Untargeted mass spectrometry to investigate ocean acidification in Cancer borealis using optimized metabolite extraction methods

Abstract

Ocean acidification (OA) refers to the ongoing decline in ocean pH caused by the cascading effects of increased atmospheric CO₂, which has significant negative impacts on various marine organisms, particularly crustaceans with calcified shells. However, research on the metabolic responses of crustaceans remains limited. In this study, we performed untargeted metabolomics on hemolymph samples from Cancer borealis (Jonah crab), a crustacean species well known for its tolerance to temperature and pH changes, to investigate its metabolic responses to OA. Two extraction methods—isopropanol (IPA) and acidified methanol (AcMeOH)—were employed to capture a broad range of metabolites and small peptides.
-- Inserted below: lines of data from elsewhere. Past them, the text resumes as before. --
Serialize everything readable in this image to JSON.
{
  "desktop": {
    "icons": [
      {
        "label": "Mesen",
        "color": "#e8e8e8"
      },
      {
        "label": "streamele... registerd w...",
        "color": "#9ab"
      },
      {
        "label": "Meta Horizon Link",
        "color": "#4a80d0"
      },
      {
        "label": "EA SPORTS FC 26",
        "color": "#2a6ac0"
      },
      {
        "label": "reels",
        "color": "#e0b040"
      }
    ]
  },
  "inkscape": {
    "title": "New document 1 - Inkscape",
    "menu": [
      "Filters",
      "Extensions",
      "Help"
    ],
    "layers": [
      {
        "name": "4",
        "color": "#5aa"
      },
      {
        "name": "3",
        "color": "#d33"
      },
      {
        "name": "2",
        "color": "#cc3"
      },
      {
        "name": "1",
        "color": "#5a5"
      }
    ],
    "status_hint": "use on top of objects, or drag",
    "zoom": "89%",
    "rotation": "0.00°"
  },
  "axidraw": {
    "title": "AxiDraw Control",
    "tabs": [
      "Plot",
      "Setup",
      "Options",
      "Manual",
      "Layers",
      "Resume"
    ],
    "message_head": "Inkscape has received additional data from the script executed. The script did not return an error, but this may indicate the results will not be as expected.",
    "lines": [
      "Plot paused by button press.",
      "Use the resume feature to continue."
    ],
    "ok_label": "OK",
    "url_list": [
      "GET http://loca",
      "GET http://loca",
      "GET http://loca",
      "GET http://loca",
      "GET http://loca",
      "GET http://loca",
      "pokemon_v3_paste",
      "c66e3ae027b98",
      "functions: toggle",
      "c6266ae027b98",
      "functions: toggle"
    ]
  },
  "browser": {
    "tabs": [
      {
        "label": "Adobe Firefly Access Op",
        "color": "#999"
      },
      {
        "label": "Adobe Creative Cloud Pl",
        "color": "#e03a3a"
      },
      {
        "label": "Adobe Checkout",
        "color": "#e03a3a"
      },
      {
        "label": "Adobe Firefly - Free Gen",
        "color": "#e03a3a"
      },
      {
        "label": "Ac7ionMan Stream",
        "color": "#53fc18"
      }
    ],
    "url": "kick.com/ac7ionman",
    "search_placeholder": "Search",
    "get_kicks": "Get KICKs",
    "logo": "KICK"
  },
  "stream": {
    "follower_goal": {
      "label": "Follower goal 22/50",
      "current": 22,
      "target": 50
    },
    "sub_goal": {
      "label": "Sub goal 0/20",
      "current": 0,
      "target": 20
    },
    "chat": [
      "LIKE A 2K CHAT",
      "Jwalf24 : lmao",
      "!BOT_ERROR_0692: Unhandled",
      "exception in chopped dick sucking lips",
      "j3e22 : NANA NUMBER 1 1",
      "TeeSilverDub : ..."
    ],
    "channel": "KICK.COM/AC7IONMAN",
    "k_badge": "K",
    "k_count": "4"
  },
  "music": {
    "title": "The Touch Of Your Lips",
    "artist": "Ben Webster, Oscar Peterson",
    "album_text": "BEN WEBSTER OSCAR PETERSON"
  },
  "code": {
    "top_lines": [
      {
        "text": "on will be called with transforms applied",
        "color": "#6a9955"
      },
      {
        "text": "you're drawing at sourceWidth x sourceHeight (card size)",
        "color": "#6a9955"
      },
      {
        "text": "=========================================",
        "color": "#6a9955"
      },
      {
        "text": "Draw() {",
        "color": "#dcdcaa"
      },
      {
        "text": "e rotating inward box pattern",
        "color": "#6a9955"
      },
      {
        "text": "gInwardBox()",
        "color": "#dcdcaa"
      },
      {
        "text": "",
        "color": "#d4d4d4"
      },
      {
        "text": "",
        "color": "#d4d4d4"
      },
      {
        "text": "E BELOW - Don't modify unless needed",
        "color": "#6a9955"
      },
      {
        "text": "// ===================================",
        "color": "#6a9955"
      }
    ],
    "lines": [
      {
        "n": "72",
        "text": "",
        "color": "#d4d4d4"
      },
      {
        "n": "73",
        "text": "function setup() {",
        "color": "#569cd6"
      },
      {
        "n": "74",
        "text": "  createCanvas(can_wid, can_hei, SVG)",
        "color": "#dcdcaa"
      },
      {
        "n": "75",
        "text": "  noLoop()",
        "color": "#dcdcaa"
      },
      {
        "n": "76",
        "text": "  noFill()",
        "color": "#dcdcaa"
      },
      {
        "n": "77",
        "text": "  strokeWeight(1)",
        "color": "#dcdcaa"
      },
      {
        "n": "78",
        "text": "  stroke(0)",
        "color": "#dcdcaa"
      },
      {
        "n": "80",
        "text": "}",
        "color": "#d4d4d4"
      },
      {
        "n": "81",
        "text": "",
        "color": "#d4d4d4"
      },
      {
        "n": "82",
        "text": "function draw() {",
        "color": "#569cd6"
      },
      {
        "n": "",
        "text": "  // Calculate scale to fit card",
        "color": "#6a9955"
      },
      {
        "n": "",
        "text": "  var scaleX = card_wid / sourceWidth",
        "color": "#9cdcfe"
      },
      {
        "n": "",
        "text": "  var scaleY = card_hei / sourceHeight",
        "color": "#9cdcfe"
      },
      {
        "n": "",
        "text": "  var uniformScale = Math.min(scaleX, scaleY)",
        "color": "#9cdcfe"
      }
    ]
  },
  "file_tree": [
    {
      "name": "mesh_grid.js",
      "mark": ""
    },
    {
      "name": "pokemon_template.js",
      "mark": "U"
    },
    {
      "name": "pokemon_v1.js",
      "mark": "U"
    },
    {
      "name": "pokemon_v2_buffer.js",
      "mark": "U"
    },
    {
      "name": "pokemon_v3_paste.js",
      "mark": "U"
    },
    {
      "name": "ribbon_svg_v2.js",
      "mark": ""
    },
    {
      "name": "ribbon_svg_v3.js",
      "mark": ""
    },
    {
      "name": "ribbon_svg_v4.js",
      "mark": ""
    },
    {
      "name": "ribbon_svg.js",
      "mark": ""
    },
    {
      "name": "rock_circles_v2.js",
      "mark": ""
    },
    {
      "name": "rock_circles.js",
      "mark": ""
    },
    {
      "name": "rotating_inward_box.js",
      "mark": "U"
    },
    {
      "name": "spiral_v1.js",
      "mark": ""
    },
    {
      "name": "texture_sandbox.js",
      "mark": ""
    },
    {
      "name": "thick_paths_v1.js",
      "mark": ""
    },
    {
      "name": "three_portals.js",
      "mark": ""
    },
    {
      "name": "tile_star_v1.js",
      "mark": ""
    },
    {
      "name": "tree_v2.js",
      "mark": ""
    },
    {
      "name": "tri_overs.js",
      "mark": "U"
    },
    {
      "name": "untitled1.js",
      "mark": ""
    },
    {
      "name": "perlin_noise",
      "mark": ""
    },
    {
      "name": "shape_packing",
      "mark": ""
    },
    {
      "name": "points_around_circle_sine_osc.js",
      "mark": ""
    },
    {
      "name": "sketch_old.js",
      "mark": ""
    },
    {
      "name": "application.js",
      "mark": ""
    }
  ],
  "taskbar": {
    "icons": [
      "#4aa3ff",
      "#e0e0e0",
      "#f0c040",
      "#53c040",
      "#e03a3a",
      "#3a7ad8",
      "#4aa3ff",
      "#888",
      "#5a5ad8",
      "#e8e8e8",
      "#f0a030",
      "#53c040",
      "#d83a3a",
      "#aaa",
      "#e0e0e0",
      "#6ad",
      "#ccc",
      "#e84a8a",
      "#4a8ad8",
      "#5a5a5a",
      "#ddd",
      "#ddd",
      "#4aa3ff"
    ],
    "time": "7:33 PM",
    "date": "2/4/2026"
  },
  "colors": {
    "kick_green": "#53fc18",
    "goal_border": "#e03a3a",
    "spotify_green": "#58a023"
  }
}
Both methods enabled comprehensive detection; however, IPA extraction yielded more consistent and extensive metabolite coverage, identifying 43 lipids compared to only 15 with AcMeOH. We identified 15 metabolites that responded significantly to OA. Several metabolites, including the potential neuropeptide cycloprolylglycine and the exogenous compound curcumin, exhibited concentration changes under OA exposure, suggesting their potential relevance in stress response pathways triggered by environmental stress. Overall, we highlight IPA as a more effective extraction method for untargeted metabolomics of crustacean hemolymph. Our study elucidates metabolic dynamics that enhance our understanding of the physiological adaptability of marine crustaceans under environmental stress and provides a comprehensive dataset for future OA research.